Roma (amoR) ft. Illya Kuryaki and the Valderramas, tiré de l’album Volver (2017)
Diptyque de Palermo Hollywood comme le surnomme Biolay, Volver est un album fait de métissage. Il y a encore l’Argentine. Cet album se voit comme un chassé-croisé entre Buenos Aires, Rome et Paris. Le fait d’être allé enregistrer à l’étranger a été la base fondatrice de la libération de l’artiste. Là-bas, à Buenos Aires, les mots n’étant pas décortiqués par les musiciens, seule la connexion musicale comptait et çà, cela a aidé Biolay à se lâcher. La référence à l’Italie vient bien sûr de l’amour pour le pays et la culture de son ex-compagne, Chiara, qui apparaît avec sa mère, Catherine Deneuve mais aussi du métissage de la ville de Buenos Aires, elle-même. Biolay comme dans Palermo Hollywood confronte son héritage, sa pop à des ambiances culturelles diverses comme les grands Gainsbourg ou Lavilliers l’ont fait auparavant.

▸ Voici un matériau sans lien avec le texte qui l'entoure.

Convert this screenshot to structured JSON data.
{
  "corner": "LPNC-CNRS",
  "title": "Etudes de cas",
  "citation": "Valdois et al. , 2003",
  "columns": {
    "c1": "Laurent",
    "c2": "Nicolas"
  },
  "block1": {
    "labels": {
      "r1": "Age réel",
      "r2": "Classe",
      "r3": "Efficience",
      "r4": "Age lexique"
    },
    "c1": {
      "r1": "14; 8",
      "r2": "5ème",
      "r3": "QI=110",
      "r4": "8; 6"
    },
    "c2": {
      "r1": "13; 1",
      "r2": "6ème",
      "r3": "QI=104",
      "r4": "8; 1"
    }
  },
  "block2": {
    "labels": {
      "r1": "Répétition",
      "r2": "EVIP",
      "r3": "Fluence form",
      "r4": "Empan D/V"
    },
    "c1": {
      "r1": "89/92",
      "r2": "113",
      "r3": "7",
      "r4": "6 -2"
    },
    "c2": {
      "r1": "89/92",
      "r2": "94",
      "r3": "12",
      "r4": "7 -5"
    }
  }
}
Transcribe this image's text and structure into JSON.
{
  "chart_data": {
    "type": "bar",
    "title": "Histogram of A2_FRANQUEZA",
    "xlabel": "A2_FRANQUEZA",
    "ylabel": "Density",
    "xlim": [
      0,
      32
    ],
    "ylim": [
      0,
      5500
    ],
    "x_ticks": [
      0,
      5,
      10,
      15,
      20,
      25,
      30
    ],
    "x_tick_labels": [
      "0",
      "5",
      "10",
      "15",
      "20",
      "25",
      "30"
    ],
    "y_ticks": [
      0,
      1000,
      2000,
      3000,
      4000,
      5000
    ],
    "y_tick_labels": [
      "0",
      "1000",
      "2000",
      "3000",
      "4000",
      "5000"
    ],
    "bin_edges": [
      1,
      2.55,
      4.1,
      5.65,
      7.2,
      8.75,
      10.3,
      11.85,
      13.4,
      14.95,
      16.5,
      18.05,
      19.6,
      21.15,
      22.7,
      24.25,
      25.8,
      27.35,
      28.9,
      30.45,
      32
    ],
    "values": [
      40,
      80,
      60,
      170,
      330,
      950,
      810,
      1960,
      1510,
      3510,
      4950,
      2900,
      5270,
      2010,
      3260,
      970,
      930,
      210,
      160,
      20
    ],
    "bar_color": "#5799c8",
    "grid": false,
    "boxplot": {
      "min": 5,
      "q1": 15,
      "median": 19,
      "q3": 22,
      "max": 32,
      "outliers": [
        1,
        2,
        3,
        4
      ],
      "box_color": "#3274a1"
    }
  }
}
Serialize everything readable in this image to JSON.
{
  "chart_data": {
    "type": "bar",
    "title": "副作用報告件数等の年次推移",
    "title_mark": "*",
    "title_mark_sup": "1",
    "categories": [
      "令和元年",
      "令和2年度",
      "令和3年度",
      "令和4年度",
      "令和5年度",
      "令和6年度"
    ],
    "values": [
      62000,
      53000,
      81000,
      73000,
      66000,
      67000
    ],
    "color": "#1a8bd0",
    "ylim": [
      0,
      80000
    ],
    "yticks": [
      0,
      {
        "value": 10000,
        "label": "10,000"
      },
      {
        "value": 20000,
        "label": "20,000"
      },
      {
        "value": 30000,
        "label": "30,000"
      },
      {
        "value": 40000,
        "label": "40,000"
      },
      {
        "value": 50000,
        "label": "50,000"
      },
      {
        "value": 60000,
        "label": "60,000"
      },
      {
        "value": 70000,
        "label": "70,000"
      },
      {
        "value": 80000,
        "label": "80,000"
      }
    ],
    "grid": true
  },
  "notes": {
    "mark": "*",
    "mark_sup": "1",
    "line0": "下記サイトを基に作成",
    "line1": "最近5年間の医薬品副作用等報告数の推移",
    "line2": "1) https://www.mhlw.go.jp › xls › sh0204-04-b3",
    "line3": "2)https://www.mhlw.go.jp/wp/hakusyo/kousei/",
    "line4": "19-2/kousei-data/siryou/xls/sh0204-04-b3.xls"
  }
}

Comment est ta peine ?, tiré de l’album Grand Prix (2020)
Nous sommes à la sortie du premier confinement. La France est restée chez elle pendant des semaines et Grand Prix, avec ce 1er single, Comment est ta peine ? est l’hymne de la libération avec sa pop aux boucles électroniques que Biolay affectionne. Grand Prix, comme son titre l’indique fait référence aux courses automobiles, l’artiste étant passionné par le milieu de la F1. A la mort de Jules Bianchi, Biolay attristé par cette nouvelle, se demande, comment allier ses deux passions. Biolay aime ce milieu considérant les pilotes comme des rockstars, des hommes à la passion extrêmement dévorantes et sacrificielles puisque la mort peut se tapir à chaque tournant. Album concept avec de nombreuses références lexicales au monde de la F1, Biolay continue de creuser ce sillon des albums concepts, un moyen pour lui de sortir de sa zone de confort et éviter la monotonie. C’est peut-être pour cela que cet album est celui de tous les succès, notamment aux Victoires de la musique 2021 (artiste de l’année et album de l’année).
Rends l’amour !, tiré de l’album « Saint Clair » (2022)
Deux ans après le succès de Grand Prix, Saint-Clair s’annonce comme le grand retour de Biolay. L’artiste annonce cet album comme « assez rock avec des ballades très éthérées et très personnelles« . Le premier single dévoilé est Rends l’amour. L’artiste en parle ainsi : j’avais envie d’un hymne, d’un slogan. Et c’est le slogan que j’ai détourné que les miltants écrivent eux-mêmes sur certaines affiches électorales en disant « Rends l’argent ». Chanson d’amour comme seul Biolay sait les faire, Rends l’amour a ce quelque chose d’immédiat, cette immédiateté pop que l’on aime chez lui. Si une grande partie des titres font référence à des saints dont le duo avec Clara Luciani, Santa Clara, ayez confiance, cet album n’a rien de religieux. Pas de plug-in, pas de programmation, que des musiciens, ceux de sa tournée précédente, qui vous perfusent d’une bonne dose de pop-rock avec les mots de Benjamin. De quoi passer une bonne rentrée.